En tout premier lieu, et avant d’analyser le détail des annonces qui ont été faites, il semble utile de commencer par prendre un peu de recul pour comprendre ce qui change au niveau des budgets.
L’ENVELOPPE BUDGÉTAIRE DE LA FORMATION PROFESSIONNELLE RESTE INCHANGÉE
La taxe unique, portant sur la formation continue et sur l’alternance (contrat apprentissage et de professionnalisation), dont s’acquittent les employeurs du secteur privé, devrait rester à son niveau actuel. Ce versement est de 1,68% de la masse salariale pour les entreprises de plus de 10 salariés et 1,23% de la masse salariale pour les autres. Cette stabilisation répond à la demande des organisations patronales.
Ces fonds actuellement collectés par les Opca[2], gérés paritairement par les organisations patronales et les syndicats de salariés, devraient être prélevés directement par les Urssaf, en une seule fois. L’objectif affiché est de simplifier les démarches administratives des entreprises.

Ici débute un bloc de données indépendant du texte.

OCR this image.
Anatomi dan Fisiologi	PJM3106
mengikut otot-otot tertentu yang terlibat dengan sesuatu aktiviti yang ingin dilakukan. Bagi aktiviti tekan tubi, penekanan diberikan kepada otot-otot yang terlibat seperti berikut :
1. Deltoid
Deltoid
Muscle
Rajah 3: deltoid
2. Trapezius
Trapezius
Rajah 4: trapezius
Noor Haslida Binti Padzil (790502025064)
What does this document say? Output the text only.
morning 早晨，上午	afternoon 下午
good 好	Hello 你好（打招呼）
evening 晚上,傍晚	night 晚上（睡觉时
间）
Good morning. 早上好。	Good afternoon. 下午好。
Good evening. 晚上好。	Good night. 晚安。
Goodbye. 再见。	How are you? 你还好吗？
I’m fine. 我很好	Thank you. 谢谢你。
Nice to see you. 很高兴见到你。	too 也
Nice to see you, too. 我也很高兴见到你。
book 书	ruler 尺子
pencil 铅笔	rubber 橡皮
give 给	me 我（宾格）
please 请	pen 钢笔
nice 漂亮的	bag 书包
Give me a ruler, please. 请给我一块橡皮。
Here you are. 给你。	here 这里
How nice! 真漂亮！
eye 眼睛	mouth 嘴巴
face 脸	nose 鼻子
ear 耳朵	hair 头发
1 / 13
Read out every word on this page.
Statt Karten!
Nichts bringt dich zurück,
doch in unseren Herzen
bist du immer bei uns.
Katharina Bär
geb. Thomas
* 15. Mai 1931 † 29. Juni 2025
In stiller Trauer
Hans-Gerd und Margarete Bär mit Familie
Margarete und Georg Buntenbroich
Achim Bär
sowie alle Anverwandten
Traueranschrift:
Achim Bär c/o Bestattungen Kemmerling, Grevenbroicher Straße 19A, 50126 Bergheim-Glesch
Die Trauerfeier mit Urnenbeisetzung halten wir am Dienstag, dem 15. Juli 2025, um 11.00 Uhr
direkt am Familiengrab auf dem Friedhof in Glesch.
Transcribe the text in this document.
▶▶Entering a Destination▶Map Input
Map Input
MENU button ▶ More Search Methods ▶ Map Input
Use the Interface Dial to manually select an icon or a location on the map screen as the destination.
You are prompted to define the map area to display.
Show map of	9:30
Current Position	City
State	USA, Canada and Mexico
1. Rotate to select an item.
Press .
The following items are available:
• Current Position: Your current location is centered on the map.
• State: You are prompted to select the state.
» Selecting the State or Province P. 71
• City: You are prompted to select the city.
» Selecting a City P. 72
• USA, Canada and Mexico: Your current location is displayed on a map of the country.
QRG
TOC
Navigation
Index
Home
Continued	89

Le budget de la formation professionnelle, issu des cotisations, n’augmentera pas au-delà de la croissance de la masse salariale. Cette augmentation est en phase avec l’augmentation des effectifs salariés concernés et celle des couts de formation.
LA CROISSANCE DU VOLUME DE LA FORMATION PROFESSIONNELLE RESTE INCERTAINE
La croissance des moyens de la formation professionnelle repose uniquement sur l’économie réalisée par la fin du recours aux OPCA (programmée pour 2020 ou 2021).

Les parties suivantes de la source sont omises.